A convicção de que o universo e os homens têm origem e sentido na criação de Deus, faz parte de fé de Israel e verifica-se desde o início da história do povo de Deus. Vem narrada a partir das primeiras páginas da Bíblia, é fruto da experiência de Israel que sentiu na sua história a protecção poderosa de Deus e é objecto da Revelação divina.
Não devemos, porém, entender a narração da criação como uma explicação científica da origem do universo. Não existe contradição entre a fé e a ciência, entre a afirmação bíblica da criação e teorias que procuram explicar a formação do universo, a sua idade ou a sua evolução. A Bíblia não pretende ser um trabalho científico. Utilizando imagens próprias da cultura de então e empregando uma linguagem poética, apenas afirma que o universo e os homens não surgiram por acaso ou por necessidade. Vêm da decisão livre de Deus, foram criados por amor. O mundo e a humanidade têm origem e sentido em Deus.
A criação não situa a acção de Deus apenas no começo do mundo. Deus não construiu o mundo à maneira de um arquitecto que, depois de concluída a obra, a deixa entregue a si mesma. Deus governa o mundo e orienta-o para o seu destino. A criação está orientada para a plenitude do Reino, progride para a perfeição até alcançar o novo céu e a nova terra.

2.4. Atitude do crente face ao criador
O homem, obra prima da criação, feito à imagem de Deus com liberdade e inteligência, encontra no mundo criado um reflexo da bondade e da grandeza de Deus, e ao mesmo tempo uma obra em que é chamado a colaborar. Para o crente, o universo mostra o rasto de Deus: «Os céus proclamam a glória de Deus e o firmamento anuncia a obra das Sua mãos» (S1 19, 2). Mas é também o espaço onde deve trabalhar, fazendo progredir a criação para a perfeição do Reino de Deus, não como dono absoluto, mas como colaborador de Deus em ajude de respeito e admiração pelas leis próprias das realidades criadas.
Acreditar na criação é assim descobrir a verdadeira condição do homem. Colocado acima de todas as realidades criadas, coroado de honra e de glória (S1 8,5-7) é, afinal, uma criatura limitada e dependente, marcado pela grandeza e pela fragilidade.
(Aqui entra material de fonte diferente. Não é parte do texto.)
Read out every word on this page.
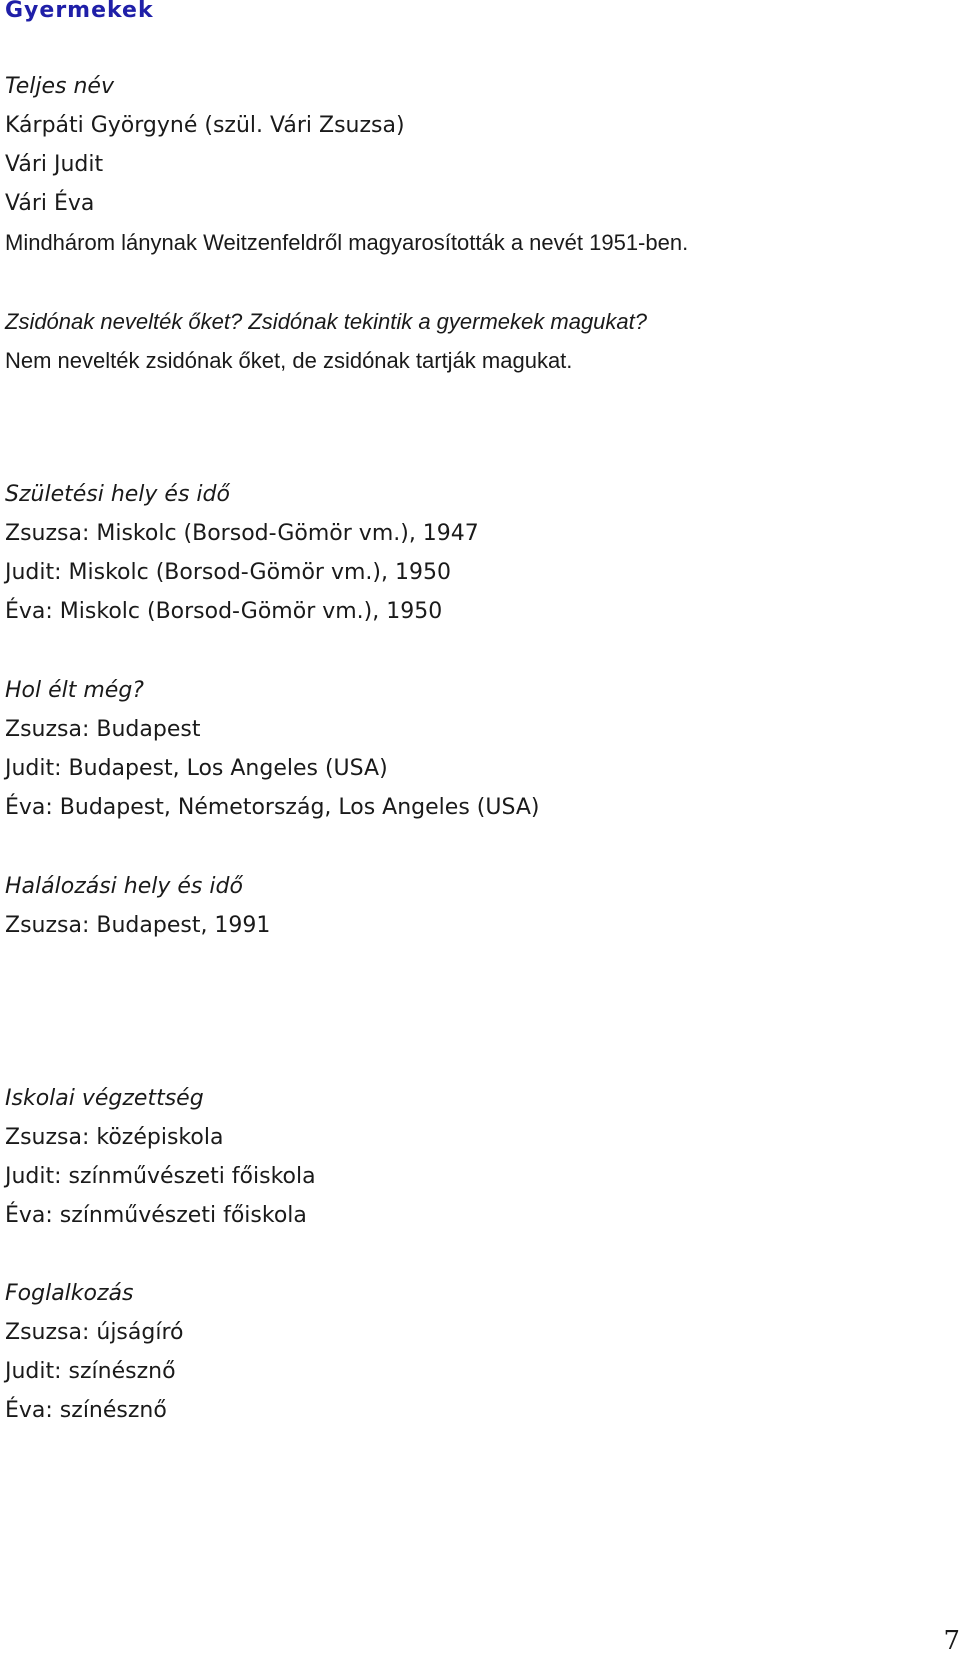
Gyermekek
Teljes név
Kárpáti Györgyné (szül. Vári Zsuzsa)
Vári Judit
Vári Éva
Mindhárom lánynak Weitzenfeldről magyarosították a nevét 1951-ben.
Zsidónak nevelték őket? Zsidónak tekintik a gyermekek magukat?
Nem nevelték zsidónak őket, de zsidónak tartják magukat.
Születési hely és idő
Zsuzsa: Miskolc (Borsod-Gömör vm.), 1947
Judit: Miskolc (Borsod-Gömör vm.), 1950
Éva: Miskolc (Borsod-Gömör vm.), 1950
Hol élt még?
Zsuzsa: Budapest
Judit: Budapest, Los Angeles (USA)
Éva: Budapest, Németország, Los Angeles (USA)
Halálozási hely és idő
Zsuzsa: Budapest, 1991
Iskolai végzettség
Zsuzsa: középiskola
Judit: színművészeti főiskola
Éva: színművészeti főiskola
Foglalkozás
Zsuzsa: újságíró
Judit: színésznő
Éva: színésznő
7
Em Deus encontra segurança e harmonia. Aquele que criou o céu e a terra ama-o com amor infinito e ampara-o com amizade. N`Ele pode o homem confiar totalmente: «O nosso auxílio está no Nome do Senhor que fez o céu e a terra» (S! 124,8).

2.5 O pai de Nosso Senhor Jesus Cristo
O conhecimento e a relação com Deus avançam em profundidade ao longo da história da Salvação. Depois dos patriarcas, cabe aos profetas um papel importante na purificação do conceito de Deus e no reforço da Aliança. Mas, para nós cristãos, a referência principal para conhecer Deus e nos relacionarmos com Ele é a pessoa de Jesus Cristo. Deus é para nós «o Pai de Nosso Senhor Jesus Cristo, Pai de misericórdia e Deus de toda a consolação» (2 Cor 1,3). Outras religiões crêem e seguem o Deus de Abraão, como os muçulmanos e os judeus. Apesar desta raiz comum, quantas diferenças entre nós e os muçulmanos ou os judeus! Nós cremos no Deus que Jesus Cristo nos deu a conhecer.
É, de facto, em Jesus Cristo que a união entre Deus e os homens atinge a sua plenitude e perfeição. Toda a vida e acção de Jesus se explicam pelo amor do Pai. Este é a presença constante em que se apoia e a quem, no derradeiro momento da Sua vida, se entrega.
O grande segredo da vida de Jesus, da profundidade admirável da Sua pregação, da intensidade da oração, da liberdade e serenidade com que enfrenta o Seu destino, é a intimidade com o Pai. Jesus manifesta claramente a consciência de uma relação única com Aquele a quem chama pelo nome terno de «Abbá» - Paizinho. Por isso O dá a conhecer em plenitude: «Ninguém jamais viu a Deus: o Filho único que está no seio do Pai é que o deu a conhecer» (Jo 1,18).
O Deus revelado em Jesus Cristo manifesta-se de modo mais admirável na ressurreição. É a obra mais impressionante de Deus, o coroamento de todas as intervenções ao longo da história da Salvação. Por isso, no Novo Testamento, Deus é apresentado como «o Deus que ressuscitou Jesus dos mortos». Aquele em quem se pode confiar mesmo quando todas as seguranças humanas falham. Deus é amor fiel que não nos abandona nas trevas da morte. A ressurreição é a manifestação decisiva e insuperável do amor de Deus «que dá a vida aos mortos e chama à existência o que não existe» (Rom 4,17). S. Paulo considera que, neste acontecimento, se realiza plenamente a promessa feita a Abraão (Rom 4, 13-17). A plenitude da promessa realiza-se, assim, na vida nova da Ressurreição que Jesus Cristo alcança para os crentes.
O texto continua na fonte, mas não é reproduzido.